Previous guidelines and scientific advisories have encouraged use
of newer approaches, but advice generally has been relatively nonspecific.
For example, the AHA Prevention V Conference suggested “more
routine use of office-based risk assessment” (15).
Further specific refinement of this advice is clearly needed. The
perspective offered by Greenland, Smith, and Grundy (10)
advances this general approach. Figure 6
(taken from their report) is illustrative. It demonstrates how additional
test results can either substantially increase or decrease the probability
estimate of a future CHD event by increasing the chance that a positive
result is a true positive, or that a negative result is a true negative.
Figure 6 also integrates the concept, derived
from the Bayes’ theorem discussed above, that the post-test
probability of a CHD event is markedly influenced by the prevalence
of such events in a population (pretest probability). Modifications
in risk prediction, such as this, could potentially better target
risk reducing interventions to individual patients.
Conclusions.
Global risk scoring should be viewed as the cornerstone of cardiac
risk evaluation. For both patient and provider, it has the potential
to enhance the understanding of cardiovascular risk for an individual,
and improve patient and provider application and adherence to evidence-based
risk-reducing interventions. Atherosclerosis imaging, as subsequently
reviewed in this Bethesda Conference, has considerable potential
to improve risk assessment, although the appropriate use of such
testing should anchor on principles from the U.S. Preventive Service
Task Force, including demonstration that the tests are accurate,
reliable, and beneficial (32,42).
Investigators and clinicians should adopt new diagnostic or prognostic
testing based on the same firmly established, evidence-based standards
used for adoption of new therapies on procedures.
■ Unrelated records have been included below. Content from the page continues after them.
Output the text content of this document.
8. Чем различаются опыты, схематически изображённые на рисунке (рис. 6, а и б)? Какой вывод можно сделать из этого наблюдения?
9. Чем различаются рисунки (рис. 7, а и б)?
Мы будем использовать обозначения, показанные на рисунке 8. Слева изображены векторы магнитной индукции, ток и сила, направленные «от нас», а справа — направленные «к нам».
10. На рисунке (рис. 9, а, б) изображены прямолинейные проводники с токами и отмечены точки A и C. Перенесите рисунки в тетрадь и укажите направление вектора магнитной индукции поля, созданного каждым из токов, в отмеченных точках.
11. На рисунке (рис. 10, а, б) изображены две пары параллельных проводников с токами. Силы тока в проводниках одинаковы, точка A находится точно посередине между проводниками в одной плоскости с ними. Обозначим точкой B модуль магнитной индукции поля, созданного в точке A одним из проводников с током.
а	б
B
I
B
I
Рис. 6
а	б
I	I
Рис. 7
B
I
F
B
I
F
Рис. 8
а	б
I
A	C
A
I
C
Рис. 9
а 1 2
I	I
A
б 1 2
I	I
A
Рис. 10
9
Furthermore, it
remains clear that even optimally applied global risk assessment
would continue to lead to a gap in our ability to predict those
individuals at greatest risk for developing CHD events. The magnitude
of this gap, although not precisely quantifiable, is likely very
large.
Future
Directions
-
A detection gap in CHD prognosis exists. The precise size of this
gap is unknown, but is likely substantial. Prospective study is
needed to identify its magnitude and implications.
- Current
CHD risk screening tools are imperfect and imperfectly applied.
Because these are not optimally accurate, opportunities exist
(e.g., with newer biologic markers and/or atherosclerosis imaging)
for their refinement. Current CHD risk-screening tools should
be the subject of effectiveness testing. Greater commitment is
needed toward funding such research initiatives.
-
Based upon the Bayes’ theorem, the application of atherosclerosis
imaging is theoretically best suited to intermediate risk populations.
Before this application becomes practice there is need for a greater
body of supporting evidence in which the incremental benefit
of obtaining such information is demonstrated.
-
Concomitant with efforts to utilize atherosclerosis imaging for
more accurate detection of CHD risk, the community of cardiologists
must champion CHD prevention, beginning by fully translating existing
data on effective risk-screening and interventions into practice.